Der etwas verwöhntere Computer-Benutzer muß von dieser CD-ROM schwer enttäuscht sein. Softwaremäßig ist das Angebot extrem basic. Keine Links zum schnellen Rumsurfen im umfangreichen Datenmaterial, unsägliche Bilder, lieblos gestaltete „Landkarten“, in denen die Touren als fetter Strich eingezeichnet sind und als große Kleckse die Städte. Die paar eingetragenen Ortsnamen sind kaum leserlich. Ausdruck ist möglich, aber nutzlos. An einer Karte kommt man nicht vorbei, soll man auch nicht, denn die Bielefelder Verlagsanstalt lebt nicht von silbernen Scheiben, sondern von Karten und Reiseführern.

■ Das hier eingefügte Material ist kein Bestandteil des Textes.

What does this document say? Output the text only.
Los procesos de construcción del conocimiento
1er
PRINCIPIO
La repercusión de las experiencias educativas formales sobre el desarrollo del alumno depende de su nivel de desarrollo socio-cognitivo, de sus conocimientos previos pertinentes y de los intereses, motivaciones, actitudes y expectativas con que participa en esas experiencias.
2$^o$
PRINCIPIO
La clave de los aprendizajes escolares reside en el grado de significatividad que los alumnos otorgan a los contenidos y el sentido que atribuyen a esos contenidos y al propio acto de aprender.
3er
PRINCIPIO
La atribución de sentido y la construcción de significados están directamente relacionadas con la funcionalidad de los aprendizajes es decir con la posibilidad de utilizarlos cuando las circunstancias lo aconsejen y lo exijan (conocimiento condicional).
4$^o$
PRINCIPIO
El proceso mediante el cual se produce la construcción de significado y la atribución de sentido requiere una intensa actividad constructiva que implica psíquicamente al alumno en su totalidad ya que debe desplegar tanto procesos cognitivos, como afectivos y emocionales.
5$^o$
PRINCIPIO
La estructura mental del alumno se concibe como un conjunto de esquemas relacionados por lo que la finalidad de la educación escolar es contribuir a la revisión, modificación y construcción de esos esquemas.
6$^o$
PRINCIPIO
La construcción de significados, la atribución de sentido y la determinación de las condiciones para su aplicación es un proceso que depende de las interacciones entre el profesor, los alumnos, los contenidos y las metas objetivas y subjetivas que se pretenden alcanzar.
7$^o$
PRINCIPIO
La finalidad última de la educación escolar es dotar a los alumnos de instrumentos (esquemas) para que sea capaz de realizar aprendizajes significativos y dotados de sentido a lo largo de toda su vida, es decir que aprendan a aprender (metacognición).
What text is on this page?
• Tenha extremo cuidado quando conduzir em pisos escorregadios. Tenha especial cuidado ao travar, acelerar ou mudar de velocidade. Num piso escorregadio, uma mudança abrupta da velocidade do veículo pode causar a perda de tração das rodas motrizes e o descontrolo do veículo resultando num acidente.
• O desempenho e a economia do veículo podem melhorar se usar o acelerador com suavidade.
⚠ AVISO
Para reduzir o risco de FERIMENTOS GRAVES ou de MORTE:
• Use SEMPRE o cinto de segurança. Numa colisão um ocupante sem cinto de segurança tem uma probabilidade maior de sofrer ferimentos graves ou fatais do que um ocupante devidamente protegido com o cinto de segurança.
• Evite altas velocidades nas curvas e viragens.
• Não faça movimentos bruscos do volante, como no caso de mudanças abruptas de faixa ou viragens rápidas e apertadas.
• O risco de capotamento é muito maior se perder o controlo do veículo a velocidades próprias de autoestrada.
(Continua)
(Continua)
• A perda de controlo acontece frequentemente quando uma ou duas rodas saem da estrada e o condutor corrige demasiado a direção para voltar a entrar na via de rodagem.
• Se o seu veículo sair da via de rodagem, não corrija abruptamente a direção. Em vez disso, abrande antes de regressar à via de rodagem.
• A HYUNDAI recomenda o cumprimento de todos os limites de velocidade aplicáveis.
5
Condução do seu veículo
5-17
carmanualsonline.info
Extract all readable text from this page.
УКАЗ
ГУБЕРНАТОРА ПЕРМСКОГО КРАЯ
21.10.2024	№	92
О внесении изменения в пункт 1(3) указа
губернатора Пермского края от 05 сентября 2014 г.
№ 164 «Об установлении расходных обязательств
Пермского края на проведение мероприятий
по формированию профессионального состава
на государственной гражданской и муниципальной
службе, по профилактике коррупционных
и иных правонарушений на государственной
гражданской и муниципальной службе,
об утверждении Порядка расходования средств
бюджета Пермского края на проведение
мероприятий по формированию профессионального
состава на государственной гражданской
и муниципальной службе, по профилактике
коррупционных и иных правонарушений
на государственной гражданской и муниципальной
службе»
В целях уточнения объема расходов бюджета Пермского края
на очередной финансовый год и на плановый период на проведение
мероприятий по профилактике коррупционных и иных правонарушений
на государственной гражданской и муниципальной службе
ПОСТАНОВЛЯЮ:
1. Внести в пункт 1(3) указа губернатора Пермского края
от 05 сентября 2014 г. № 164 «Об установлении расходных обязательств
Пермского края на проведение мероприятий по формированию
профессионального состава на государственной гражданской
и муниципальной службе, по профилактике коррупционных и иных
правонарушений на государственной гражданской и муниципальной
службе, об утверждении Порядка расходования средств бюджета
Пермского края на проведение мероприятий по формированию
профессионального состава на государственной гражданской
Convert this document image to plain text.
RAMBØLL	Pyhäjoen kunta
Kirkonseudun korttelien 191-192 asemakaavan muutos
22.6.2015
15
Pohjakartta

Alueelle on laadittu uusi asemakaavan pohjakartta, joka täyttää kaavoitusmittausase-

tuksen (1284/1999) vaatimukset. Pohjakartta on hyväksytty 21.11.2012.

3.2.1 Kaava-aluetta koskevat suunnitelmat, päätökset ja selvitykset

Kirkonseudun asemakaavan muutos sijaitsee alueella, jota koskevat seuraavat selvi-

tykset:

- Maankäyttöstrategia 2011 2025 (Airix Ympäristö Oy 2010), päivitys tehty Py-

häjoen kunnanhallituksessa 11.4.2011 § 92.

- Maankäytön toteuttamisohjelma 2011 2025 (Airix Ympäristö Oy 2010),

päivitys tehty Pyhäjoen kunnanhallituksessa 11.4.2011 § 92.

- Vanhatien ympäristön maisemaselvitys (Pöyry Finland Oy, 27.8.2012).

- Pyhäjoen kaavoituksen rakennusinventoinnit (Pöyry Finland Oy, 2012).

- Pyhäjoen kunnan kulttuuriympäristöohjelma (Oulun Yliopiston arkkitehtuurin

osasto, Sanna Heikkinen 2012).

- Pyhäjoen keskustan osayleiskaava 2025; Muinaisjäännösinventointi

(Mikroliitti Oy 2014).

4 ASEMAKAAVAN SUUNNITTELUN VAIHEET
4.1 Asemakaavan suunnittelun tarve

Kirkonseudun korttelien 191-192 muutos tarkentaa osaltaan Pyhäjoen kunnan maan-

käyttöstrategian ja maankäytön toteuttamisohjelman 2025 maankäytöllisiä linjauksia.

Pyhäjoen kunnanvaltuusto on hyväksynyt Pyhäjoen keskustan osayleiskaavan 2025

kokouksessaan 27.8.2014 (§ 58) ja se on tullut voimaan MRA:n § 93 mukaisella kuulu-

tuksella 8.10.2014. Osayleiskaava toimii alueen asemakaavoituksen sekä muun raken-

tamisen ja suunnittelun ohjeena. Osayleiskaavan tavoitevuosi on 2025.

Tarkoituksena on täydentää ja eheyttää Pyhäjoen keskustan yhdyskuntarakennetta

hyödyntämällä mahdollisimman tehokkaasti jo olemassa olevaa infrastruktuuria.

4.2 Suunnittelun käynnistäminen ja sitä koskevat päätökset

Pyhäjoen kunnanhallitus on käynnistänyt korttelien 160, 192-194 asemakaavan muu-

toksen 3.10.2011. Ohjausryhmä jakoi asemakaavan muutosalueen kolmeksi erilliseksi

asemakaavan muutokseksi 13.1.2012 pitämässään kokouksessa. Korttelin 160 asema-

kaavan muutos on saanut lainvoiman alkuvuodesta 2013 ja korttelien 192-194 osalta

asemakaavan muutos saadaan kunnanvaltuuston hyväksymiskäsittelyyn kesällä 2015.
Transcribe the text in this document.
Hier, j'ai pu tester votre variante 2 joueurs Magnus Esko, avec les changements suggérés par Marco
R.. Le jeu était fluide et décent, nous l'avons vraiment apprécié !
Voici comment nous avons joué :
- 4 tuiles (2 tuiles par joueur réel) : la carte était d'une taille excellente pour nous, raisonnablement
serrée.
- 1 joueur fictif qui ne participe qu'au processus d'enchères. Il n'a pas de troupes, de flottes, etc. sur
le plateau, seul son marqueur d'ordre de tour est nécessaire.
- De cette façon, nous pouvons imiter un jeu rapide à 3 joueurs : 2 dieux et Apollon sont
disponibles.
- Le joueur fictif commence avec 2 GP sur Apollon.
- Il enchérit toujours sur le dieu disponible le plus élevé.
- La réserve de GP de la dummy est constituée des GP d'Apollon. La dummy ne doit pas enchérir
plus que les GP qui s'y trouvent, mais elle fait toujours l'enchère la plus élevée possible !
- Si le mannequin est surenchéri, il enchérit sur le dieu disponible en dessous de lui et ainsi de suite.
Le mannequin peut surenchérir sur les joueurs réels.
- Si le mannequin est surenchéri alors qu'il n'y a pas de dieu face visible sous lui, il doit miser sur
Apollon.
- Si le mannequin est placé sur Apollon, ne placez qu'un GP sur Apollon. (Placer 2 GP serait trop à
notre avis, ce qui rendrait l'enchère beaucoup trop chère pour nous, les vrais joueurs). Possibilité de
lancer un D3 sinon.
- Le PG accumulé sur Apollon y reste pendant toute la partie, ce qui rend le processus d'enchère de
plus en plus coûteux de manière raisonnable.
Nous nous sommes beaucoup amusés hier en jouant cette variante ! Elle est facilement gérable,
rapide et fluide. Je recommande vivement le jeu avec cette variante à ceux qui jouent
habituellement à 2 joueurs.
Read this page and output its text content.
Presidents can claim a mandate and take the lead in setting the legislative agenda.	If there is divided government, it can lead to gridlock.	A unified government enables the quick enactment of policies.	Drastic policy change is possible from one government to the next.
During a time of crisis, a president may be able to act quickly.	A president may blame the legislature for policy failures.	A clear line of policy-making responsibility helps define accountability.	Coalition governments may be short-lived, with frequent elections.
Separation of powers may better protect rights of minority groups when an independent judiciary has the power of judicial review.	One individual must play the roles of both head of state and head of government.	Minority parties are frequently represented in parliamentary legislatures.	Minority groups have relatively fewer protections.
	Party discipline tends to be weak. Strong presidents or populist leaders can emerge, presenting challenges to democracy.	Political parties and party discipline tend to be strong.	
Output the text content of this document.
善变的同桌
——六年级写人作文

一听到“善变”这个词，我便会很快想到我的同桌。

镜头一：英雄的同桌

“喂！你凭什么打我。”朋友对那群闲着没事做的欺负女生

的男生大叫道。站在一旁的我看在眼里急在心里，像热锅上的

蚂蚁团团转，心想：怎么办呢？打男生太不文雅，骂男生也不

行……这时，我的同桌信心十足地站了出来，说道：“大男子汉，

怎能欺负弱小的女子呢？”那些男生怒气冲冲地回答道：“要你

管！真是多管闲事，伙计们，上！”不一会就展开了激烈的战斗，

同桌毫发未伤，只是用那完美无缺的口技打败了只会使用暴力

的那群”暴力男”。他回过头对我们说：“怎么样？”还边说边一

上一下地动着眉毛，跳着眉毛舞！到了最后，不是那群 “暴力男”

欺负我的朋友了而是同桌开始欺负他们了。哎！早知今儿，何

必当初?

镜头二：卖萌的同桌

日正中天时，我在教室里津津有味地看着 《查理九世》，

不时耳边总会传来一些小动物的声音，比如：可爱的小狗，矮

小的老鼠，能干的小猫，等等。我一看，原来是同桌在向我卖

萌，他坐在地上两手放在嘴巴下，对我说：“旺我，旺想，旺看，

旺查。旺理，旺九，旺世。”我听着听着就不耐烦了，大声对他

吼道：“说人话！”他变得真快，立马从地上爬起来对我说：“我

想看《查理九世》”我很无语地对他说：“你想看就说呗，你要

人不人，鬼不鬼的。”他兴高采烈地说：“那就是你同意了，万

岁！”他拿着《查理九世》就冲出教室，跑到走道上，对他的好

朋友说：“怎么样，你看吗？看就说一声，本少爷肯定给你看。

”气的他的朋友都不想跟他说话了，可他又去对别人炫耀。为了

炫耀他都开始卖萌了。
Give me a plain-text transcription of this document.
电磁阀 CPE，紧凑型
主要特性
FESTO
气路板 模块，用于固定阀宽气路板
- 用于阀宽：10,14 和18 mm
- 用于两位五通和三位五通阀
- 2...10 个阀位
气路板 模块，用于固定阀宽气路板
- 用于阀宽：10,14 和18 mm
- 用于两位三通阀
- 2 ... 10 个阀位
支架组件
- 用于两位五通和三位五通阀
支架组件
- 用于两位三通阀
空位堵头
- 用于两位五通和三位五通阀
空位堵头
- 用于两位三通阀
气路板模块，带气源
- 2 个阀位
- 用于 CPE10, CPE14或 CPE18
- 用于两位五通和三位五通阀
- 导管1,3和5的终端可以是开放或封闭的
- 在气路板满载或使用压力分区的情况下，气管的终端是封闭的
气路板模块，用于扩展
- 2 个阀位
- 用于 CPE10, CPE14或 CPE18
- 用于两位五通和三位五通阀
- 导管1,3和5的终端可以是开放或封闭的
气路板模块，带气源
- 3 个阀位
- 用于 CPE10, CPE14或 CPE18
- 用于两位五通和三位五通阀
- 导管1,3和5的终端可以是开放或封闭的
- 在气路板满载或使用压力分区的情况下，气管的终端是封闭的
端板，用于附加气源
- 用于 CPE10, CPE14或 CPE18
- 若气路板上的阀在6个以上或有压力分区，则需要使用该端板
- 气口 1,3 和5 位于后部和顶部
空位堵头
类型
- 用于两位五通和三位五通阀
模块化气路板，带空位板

Resultat: „Rad-Touring“taugt nicht, wie behauptet, für Tagestouren. Der Fernfahrer wird dagegen mit Touren bedient, auf die er sich relativ risikolos einlassen kann, weil sie dem Radfernwegenetz angehören. Man erhält einen Ausdruck mit Etappenzielen und Kilometerangaben. Daneben sind auch die separaten Beschreibungen der jeweils benutzten Fernwege dienlich, ja machen manchmal sogar Appetit. Appetitverderber sind die Fotos, die Karten und die versammelten Sehenswürdigkeiten. Die Übernachtungsmöglichkeiten beschränken sich fast ausschließlich auf Jugendherbergen. Die Hotelauswahl ist absolut willkürlich bzw. zufällig. Derzeit liegt Radrouting 2.0 vor. Wahrscheinlich dauert es noch bis 5.0, bis das Ding seinen Preis wert ist. BuS

CD ROM Radrouting 2.0 Deutschland, BVA, Bielefeld 1997, DM 69,80 (CD-ROM) bzw. DM 49,80 (Disketten).